STA / BST 290 Seminar Series
Monday, January 26, 3:30pm, MSB 3106 (Math Department, 3rd Floor)
Refreshments at 3:00pm in MSB 4110 (Statistics Lounge)
Speaker: Guang Cheng (Purdue University)
Title: Semi-Nonparametric Inference for Massive Data
Abstract: In this talk, we consider a partially linear framework for modelling (possibly heterogeneous) massive data. The major goal is to extract common features across all sub-populations while exploring heterogeneity of each sub-population. In particular, we propose an aggregation type estimator that possesses the (non-asymptotic) minimax optimal bound and asymptotic distribution as if there were no heterogeneity. Such a oracle result holds when the number of sub-populations does not grow too fast.
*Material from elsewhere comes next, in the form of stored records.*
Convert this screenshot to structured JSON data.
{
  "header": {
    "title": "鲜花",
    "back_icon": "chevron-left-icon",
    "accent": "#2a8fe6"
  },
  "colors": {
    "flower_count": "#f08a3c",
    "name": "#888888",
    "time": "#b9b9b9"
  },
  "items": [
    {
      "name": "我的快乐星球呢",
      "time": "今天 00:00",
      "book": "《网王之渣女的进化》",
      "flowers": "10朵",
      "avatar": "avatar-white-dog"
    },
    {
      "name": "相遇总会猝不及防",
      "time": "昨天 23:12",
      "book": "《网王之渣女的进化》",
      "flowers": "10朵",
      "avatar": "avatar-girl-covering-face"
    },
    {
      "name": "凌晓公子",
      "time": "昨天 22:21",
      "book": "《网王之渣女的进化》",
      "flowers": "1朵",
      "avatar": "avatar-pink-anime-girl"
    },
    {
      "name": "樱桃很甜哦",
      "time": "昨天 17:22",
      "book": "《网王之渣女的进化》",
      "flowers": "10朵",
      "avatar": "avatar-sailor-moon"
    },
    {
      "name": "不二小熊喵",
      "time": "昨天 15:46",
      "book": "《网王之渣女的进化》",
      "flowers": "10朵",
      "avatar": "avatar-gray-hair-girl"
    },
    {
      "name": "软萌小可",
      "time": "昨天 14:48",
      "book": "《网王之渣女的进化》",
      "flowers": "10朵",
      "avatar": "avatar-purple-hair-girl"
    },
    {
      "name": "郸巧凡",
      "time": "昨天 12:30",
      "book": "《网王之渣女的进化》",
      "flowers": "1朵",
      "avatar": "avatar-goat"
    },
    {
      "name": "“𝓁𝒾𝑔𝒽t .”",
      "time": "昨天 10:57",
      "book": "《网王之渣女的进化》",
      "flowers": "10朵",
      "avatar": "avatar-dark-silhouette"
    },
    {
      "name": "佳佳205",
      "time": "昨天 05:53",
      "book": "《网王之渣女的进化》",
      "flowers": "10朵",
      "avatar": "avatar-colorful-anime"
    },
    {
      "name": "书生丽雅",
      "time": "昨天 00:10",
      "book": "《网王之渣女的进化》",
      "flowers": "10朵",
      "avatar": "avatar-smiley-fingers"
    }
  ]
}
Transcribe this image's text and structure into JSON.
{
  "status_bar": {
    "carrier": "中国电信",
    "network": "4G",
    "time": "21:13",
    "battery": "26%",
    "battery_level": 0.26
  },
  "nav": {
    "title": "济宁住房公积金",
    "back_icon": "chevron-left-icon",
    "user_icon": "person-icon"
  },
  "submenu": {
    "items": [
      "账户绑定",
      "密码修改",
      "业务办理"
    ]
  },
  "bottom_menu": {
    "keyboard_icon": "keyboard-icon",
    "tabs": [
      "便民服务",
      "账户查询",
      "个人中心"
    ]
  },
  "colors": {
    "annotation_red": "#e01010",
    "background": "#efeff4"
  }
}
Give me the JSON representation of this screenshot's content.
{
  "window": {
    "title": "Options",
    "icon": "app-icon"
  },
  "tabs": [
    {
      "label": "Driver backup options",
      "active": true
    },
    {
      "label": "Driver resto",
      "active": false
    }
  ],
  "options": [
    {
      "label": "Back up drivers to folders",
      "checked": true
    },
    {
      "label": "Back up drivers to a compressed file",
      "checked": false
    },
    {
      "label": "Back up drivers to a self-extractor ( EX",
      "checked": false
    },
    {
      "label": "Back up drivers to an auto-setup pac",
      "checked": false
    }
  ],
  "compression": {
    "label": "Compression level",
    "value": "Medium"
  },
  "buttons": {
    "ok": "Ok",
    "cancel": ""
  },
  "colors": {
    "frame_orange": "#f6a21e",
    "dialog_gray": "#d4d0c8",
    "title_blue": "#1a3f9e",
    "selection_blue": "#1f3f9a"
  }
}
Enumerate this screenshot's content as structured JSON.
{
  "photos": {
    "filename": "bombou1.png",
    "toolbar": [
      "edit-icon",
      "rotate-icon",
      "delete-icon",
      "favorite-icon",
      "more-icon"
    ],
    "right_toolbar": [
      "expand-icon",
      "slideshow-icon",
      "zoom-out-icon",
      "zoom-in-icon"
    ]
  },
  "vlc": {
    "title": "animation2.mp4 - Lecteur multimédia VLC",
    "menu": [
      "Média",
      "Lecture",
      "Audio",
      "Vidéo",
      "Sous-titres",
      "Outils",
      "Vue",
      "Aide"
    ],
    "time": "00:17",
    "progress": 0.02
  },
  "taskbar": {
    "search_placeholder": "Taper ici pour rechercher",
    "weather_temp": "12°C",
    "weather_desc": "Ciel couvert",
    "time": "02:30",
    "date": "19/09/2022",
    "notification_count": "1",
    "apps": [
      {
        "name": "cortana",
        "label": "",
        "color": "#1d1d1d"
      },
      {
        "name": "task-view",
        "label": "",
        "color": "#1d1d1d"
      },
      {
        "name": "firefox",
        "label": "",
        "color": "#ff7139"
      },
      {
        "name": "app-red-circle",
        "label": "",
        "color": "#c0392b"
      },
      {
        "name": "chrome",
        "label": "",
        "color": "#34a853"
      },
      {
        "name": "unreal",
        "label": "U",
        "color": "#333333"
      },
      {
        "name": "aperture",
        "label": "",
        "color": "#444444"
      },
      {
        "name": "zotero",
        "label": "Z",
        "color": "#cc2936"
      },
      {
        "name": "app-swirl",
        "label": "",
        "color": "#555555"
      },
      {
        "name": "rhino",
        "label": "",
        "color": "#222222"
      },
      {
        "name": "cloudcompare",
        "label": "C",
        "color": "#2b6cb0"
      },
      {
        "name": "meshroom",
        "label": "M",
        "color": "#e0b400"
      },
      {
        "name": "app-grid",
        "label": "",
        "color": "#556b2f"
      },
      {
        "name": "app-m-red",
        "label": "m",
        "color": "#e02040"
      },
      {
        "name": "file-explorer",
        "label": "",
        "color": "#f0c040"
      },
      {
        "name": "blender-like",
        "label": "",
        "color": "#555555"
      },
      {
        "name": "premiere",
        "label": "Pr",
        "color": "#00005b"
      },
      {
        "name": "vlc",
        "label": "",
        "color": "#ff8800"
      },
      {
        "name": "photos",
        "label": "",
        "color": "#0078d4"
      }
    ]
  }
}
A plug-in estimator for the heterogeneity parameter is further constructed, and shown to possess the asymptotic distribution as if the commonality information were available. We also test the heterogeneity among a large number of sub-populations. All the above results require to regularize each sub-estimation as though it had the entire sample size. Our general theory applies to the divide-and-conquer approach that is often used to deal with massive homogeneous data in a parallel computing environment. A technical by-product of this talk is the statistical inferences for the general kernel ridge regression. Extensive numerical results are also provided to back up our theory.